Meyer Wilson

Recovering Losses Caused By Investment Misconduct

BMO Harris Offers to Settle For $16M in Connection With Minnesota Ponzi Scheme

BMO Harris Bank said it will pay $16 million in order to settle its involvement in a lawsuit that is seeking $24 billion over allegations of a billion-dollar Ponzi scheme. According to the lawsuit, M&I Bank, later acquired by BMO Harris, played a critical role in allowing Tom Petters to carry out his scheme.

The lawsuit called the bank a “lynchpin” that allowed Petters scheme to gain legitimacy, and also claims that M&I knew about Petters’ fraud and not only did nothing, but allegedly helped perpetuate it. BMO denies the allegations made in the lawsuit, and in response has offered $16 million to put the matter to rest. The bankruptcy trustee involved in the case called the Petters fraud “the third-largest Ponzi scheme in U.S. history.”

BMO has already offered the $16 million settlement, but the bank will have to wait until August 25 to hear if the bankruptcy court approves it.

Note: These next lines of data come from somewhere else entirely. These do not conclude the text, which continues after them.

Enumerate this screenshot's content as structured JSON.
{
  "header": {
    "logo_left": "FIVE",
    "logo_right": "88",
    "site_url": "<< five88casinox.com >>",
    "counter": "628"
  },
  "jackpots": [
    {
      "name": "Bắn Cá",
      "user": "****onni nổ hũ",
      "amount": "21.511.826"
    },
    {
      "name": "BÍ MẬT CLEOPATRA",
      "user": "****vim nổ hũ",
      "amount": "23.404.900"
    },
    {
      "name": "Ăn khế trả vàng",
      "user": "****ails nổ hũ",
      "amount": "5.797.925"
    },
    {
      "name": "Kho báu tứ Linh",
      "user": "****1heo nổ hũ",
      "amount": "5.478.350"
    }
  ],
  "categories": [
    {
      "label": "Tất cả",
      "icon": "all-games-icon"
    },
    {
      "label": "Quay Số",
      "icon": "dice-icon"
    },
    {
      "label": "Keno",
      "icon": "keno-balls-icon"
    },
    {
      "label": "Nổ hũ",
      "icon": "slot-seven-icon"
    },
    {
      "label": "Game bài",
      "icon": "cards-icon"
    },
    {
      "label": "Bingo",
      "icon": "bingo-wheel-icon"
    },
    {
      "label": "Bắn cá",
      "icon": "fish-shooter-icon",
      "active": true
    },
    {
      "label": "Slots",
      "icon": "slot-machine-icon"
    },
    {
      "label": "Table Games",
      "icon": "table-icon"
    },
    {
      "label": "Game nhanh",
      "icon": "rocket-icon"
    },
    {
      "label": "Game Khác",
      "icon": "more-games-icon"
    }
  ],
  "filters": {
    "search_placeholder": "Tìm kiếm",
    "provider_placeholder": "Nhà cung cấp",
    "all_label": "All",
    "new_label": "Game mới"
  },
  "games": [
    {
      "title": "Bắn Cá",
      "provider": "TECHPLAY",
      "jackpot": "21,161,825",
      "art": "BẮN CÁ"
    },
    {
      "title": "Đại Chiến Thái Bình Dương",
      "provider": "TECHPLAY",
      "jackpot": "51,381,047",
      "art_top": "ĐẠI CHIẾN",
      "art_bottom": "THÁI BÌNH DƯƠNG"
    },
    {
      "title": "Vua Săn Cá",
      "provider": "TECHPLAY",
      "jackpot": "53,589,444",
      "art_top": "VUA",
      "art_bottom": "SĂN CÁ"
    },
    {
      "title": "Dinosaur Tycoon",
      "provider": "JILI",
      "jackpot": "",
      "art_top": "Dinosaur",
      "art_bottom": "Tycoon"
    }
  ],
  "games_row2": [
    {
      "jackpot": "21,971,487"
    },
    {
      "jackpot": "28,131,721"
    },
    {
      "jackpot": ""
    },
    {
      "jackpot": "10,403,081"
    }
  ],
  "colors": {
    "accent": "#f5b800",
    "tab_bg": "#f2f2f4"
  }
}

Tom Petters, a well-known businessman from Minnesota, solicited investments in his companies Polaroid and Sun Country Airlines until he went bankrupt. Mr. Petters is currently serving a 50-year prison sentence after he was convicted of taking his investors’ money for personal use, rather than investing it in his companies’ electronic equipment, as he had promised.